Many funding proposals for medical education-related programs remain as SB 1 initially proposed:
- GME Formula Funding, at $86.1 million;
- GME Expansion Grants, at $97 million;
- Mental Health Loan Repayment Program, at $2.125 million;
- Primary Care Preceptorship Program, at $3 million; and
- Joint Admission Medical Program (JAMP, which helps place economically disadvantaged students into medical school), at $10.2 million.
The House Appropriations Committee expects to vote on its budget on Friday. With 68 days remaining in the 140-day legislative session, some observers question whether lawmakers from both chambers will find compromise in a spending plan in the time remaining, or a special session will be required to do so.

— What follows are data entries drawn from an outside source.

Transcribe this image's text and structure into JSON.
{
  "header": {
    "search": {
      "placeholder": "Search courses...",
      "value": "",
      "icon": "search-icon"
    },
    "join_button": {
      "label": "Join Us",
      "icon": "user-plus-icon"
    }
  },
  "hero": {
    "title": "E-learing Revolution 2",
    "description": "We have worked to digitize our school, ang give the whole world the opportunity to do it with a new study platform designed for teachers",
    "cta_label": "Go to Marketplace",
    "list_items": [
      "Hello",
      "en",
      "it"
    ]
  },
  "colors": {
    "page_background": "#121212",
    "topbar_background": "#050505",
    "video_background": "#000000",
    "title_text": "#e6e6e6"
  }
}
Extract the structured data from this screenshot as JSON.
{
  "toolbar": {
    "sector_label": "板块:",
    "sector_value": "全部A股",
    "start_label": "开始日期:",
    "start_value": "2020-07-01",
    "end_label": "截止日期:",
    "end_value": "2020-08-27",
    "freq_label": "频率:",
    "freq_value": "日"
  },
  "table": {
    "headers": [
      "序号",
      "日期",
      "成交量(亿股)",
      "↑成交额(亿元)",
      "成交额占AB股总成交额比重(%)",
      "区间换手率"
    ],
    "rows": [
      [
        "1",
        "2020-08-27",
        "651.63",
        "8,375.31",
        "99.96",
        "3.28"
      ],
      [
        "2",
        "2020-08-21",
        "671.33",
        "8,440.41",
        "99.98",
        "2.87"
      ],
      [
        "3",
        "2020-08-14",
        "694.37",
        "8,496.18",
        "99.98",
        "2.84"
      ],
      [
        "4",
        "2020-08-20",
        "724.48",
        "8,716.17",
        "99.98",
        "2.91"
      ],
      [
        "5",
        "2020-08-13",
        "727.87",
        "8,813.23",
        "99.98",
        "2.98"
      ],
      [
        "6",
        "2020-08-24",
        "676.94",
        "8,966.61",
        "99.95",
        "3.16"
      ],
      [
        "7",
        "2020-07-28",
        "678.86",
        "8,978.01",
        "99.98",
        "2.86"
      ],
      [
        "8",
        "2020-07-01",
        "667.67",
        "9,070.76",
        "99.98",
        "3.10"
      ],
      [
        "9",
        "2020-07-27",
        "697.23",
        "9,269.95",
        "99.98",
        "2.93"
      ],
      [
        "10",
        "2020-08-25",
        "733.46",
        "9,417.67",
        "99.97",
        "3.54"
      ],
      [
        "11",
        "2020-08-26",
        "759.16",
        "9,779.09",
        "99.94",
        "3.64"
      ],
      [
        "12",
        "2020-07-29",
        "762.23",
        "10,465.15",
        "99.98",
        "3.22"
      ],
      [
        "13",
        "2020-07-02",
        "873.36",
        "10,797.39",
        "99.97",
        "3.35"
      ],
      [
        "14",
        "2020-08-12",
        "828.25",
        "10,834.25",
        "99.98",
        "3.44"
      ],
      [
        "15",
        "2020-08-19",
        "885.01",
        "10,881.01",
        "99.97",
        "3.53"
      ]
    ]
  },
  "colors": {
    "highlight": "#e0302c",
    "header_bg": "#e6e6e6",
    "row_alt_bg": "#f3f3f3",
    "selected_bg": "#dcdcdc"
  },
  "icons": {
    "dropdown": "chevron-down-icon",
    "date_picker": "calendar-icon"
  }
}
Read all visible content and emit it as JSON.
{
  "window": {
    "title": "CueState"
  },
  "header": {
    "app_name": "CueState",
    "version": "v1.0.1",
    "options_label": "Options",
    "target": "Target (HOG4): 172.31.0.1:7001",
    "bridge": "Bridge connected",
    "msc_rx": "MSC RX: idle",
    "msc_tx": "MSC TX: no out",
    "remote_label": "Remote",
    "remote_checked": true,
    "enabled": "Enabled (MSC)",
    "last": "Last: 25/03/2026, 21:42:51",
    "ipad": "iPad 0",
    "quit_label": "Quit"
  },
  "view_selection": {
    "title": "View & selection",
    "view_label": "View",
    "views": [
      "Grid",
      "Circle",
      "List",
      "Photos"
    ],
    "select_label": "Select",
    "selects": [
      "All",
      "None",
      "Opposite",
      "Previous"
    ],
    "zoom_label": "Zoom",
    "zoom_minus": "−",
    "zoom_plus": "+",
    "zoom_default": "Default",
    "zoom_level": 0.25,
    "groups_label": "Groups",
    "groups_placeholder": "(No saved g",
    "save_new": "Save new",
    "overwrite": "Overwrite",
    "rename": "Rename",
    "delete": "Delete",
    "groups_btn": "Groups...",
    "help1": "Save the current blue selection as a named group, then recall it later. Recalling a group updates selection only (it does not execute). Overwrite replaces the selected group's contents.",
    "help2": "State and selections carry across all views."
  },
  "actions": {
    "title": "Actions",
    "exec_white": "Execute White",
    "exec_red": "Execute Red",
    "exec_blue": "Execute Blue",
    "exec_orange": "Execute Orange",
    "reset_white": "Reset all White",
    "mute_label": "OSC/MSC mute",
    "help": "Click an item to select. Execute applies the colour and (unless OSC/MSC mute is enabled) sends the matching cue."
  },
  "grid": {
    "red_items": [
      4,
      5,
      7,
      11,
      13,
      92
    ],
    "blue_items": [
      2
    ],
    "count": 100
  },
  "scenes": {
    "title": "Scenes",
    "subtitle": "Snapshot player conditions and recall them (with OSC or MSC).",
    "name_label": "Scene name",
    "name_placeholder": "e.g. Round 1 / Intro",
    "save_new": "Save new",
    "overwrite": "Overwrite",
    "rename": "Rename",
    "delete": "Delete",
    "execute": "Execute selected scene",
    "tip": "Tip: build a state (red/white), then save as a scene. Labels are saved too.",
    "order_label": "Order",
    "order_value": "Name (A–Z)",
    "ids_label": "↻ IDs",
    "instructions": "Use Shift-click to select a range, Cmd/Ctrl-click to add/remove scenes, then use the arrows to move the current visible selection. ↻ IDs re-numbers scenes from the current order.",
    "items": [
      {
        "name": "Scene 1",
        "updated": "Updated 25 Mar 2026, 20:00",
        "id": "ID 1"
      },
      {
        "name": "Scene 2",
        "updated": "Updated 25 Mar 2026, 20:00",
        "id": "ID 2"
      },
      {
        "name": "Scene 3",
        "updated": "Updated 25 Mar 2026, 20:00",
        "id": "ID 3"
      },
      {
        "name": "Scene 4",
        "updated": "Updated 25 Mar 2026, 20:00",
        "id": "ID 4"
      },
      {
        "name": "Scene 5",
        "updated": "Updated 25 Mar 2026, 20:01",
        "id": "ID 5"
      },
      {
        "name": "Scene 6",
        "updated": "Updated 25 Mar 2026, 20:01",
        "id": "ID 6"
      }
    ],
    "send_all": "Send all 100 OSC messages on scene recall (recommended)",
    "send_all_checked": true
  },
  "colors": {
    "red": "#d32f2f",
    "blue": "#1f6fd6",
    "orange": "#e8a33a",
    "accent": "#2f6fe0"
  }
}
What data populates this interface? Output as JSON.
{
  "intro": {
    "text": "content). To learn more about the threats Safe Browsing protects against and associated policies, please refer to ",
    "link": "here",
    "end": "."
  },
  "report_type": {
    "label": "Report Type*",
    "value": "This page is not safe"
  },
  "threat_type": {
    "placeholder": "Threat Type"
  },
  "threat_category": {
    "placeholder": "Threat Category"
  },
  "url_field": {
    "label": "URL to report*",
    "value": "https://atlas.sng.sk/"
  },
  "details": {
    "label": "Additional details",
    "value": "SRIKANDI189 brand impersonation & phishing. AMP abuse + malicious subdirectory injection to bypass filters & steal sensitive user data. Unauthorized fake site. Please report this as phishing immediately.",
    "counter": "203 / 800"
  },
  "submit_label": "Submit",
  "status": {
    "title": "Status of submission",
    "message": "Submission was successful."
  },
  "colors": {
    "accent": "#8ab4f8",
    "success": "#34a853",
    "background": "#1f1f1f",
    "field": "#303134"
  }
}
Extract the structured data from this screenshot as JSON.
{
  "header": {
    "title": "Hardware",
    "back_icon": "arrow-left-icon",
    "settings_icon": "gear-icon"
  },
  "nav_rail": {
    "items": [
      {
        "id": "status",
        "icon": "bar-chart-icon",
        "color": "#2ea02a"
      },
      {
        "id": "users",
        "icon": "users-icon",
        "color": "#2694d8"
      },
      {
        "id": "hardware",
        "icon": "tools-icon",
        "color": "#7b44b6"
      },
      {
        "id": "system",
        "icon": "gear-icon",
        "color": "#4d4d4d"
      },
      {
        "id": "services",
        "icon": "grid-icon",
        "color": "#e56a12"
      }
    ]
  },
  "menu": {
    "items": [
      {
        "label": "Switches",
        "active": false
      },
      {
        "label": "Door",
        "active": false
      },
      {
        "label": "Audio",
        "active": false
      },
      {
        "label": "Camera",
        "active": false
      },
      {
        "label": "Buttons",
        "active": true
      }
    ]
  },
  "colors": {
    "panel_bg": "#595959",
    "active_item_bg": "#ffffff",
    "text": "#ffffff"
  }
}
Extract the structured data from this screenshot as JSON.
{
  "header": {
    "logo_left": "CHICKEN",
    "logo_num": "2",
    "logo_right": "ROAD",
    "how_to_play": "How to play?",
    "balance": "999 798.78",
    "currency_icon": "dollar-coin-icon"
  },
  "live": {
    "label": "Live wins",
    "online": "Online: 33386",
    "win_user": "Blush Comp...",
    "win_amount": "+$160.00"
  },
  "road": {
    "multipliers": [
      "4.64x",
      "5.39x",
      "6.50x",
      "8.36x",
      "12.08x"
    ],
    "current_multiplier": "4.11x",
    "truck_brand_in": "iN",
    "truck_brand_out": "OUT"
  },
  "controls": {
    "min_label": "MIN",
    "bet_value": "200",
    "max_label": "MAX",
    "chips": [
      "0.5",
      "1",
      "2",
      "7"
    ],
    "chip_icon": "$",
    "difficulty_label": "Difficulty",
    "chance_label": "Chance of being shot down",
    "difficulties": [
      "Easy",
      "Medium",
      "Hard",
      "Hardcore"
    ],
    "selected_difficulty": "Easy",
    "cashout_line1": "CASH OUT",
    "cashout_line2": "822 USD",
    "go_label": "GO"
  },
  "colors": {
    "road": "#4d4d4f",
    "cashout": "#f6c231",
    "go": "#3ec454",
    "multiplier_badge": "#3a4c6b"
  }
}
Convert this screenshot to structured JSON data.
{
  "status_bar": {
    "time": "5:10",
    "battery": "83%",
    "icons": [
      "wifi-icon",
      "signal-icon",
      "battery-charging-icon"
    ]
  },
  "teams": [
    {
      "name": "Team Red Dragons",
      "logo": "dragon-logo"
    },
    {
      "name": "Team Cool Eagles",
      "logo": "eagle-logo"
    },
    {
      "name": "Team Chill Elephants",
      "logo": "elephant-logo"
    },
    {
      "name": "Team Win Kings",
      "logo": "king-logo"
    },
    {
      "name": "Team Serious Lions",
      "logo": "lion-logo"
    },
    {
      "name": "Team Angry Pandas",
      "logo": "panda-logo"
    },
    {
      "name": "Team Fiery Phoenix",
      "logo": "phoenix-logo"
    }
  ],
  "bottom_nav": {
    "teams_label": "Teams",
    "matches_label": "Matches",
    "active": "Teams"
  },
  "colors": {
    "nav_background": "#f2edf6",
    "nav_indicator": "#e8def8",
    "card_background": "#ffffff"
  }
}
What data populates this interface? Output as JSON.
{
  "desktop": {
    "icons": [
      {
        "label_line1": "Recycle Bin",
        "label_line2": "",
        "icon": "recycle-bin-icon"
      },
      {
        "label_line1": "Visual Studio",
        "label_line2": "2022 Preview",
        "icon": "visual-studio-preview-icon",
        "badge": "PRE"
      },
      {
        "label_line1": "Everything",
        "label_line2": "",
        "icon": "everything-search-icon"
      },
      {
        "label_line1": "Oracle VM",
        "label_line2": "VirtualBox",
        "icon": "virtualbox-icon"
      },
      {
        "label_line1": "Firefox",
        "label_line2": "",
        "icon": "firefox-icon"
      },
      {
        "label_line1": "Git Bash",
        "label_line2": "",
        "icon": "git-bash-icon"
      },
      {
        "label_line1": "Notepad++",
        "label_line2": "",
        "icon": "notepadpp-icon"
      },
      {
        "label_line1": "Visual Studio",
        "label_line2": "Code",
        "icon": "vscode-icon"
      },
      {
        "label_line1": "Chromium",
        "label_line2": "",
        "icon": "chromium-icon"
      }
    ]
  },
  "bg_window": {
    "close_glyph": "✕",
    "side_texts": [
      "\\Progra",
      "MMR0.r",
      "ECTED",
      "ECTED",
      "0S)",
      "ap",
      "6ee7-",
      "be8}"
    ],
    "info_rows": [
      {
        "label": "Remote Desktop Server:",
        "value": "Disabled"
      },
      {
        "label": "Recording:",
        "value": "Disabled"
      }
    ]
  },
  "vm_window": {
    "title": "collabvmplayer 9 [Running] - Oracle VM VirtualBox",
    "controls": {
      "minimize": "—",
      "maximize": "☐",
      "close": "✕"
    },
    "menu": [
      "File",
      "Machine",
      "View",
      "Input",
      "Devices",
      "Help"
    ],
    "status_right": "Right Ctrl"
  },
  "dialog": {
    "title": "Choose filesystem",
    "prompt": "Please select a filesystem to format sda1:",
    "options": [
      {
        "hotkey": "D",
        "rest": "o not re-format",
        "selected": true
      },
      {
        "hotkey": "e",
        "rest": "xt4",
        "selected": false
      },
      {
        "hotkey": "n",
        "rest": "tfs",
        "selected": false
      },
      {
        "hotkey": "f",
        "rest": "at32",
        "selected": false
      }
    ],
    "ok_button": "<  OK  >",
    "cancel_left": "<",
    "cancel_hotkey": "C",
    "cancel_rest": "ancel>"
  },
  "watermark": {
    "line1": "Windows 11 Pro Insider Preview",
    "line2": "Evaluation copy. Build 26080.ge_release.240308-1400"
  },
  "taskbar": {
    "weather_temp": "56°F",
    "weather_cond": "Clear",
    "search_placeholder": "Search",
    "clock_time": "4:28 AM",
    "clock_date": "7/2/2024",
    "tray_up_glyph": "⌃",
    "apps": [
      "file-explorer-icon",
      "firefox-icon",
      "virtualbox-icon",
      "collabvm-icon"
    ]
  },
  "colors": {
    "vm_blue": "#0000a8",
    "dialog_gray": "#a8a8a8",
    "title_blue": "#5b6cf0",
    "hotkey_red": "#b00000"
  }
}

Less than two weeks remain until TMA’s third First Tuesdays at the Capitol event, Tuesday, April 4. Plan now to join other TMA physicians, medical students, and TMA Alliance members in Austin to make your voice heard about important health care issues like the budget, scope of practice issues, balance-bill mediation, and more.
TMA’s “2017 Prescription to Keep Texas Healthy” legislative agenda describes TMA’s top-priority issues this session in concise bulleted form to help you dialogue with lawmakers.
PHYSICIAN OF THE DAY
The physician of the day at the Capitol is Swati Jadhav, MD, of Austin. Dr. Jadhav graduated from the University of Bombay in India. She is a member of TMA and the Travis County Medical Society.